Le SPF Sécurité sociale a aussi veillé à rendre les entretiens de sélection plus accessibles et flexibles. Par exemple des modalités alternatives ont été mises en place, comme la possibilité d’un entretien en vidéoconférence pour les personnes rencontrant des difficultés de déplacement.

Accueil:

Le SPF Sécurité sociale a travaillé sur une procédure d’accueil dédiée aux nouveaux collaborateurs ayant signalé être en situation de handicap. Celle-ci se déroule en plusieurs étapes afin d’assurer une intégration optimale dès le début de la collaboration.
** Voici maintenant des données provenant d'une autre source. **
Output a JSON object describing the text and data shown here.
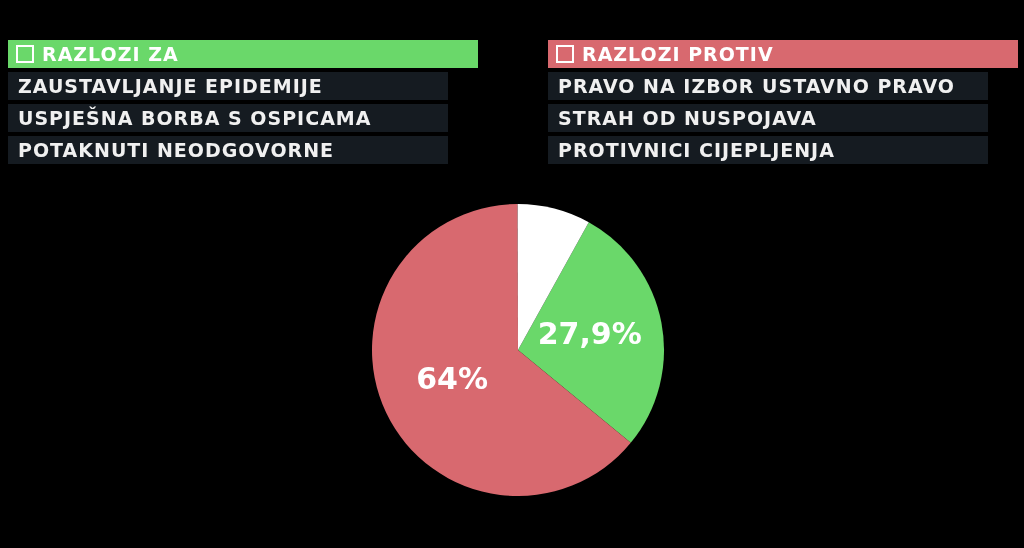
{
  "chart_data": {
    "type": "pie",
    "categories": [
      "RAZLOZI ZA",
      "RAZLOZI PROTIV",
      null
    ],
    "values": [
      27.9,
      64,
      8.1
    ],
    "colors": [
      "#6ad86a",
      "#d8696f",
      "#ffffff"
    ],
    "value_labels": [
      "27,9%",
      "64%",
      null
    ],
    "legend": "top",
    "annotations": [
      "ZAUSTAVLJANJE EPIDEMIJE",
      "USPJEŠNA BORBA S OSPICAMA",
      "POTAKNUTI NEODGOVORNE",
      "PRAVO NA IZBOR USTAVNO PRAVO",
      "STRAH OD NUSPOJAVA",
      "PROTIVNICI CIJEPLJENJA"
    ]
  }
}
Avant l’entrée en service, le lauréat indique ses besoins d’aménagements via son compte travaillerpour.be. Les demandes sont traitées par le service des Ressources humaines (RH) en collaboration avec les différentes cellules concernées (entre autres. le conseiller en prévention, la cellule bien-être, le coordinateur inclusion, le service du lauréat). Afin de mieux comprendre les besoins spécifiques du collaborateur, le coordinateur inclusion prend contact avec le lauréat. En parallèle, un accueil «classique» est organisé par le service RH, tandis que le coordinateur inclusion informe la personne concernée sur son rôle et sa disponibilité en cas de besoin.

Accompagnement:

Recruter de nouvelles personnes en situation de handicap constitue un objectif majeur, mais leur épanouissement professionnel et leur engagement sur le long terme sont tout aussi essentiels. Pour y parvenir, le SPF adopte une approche globale qui s’étend également aux services concernés, en leur offrant un accompagnement adapté lorsqu’ils rencontrent des difficultés. Le dialogue joue un rôle central dans cette démarche, permettant d’identifier les besoins spécifiques et de co-construire des solutions efficaces. Un suivi individualisé a été mis en place en 2024 pour huit dossiers, aboutissant à des solutions personnalisées.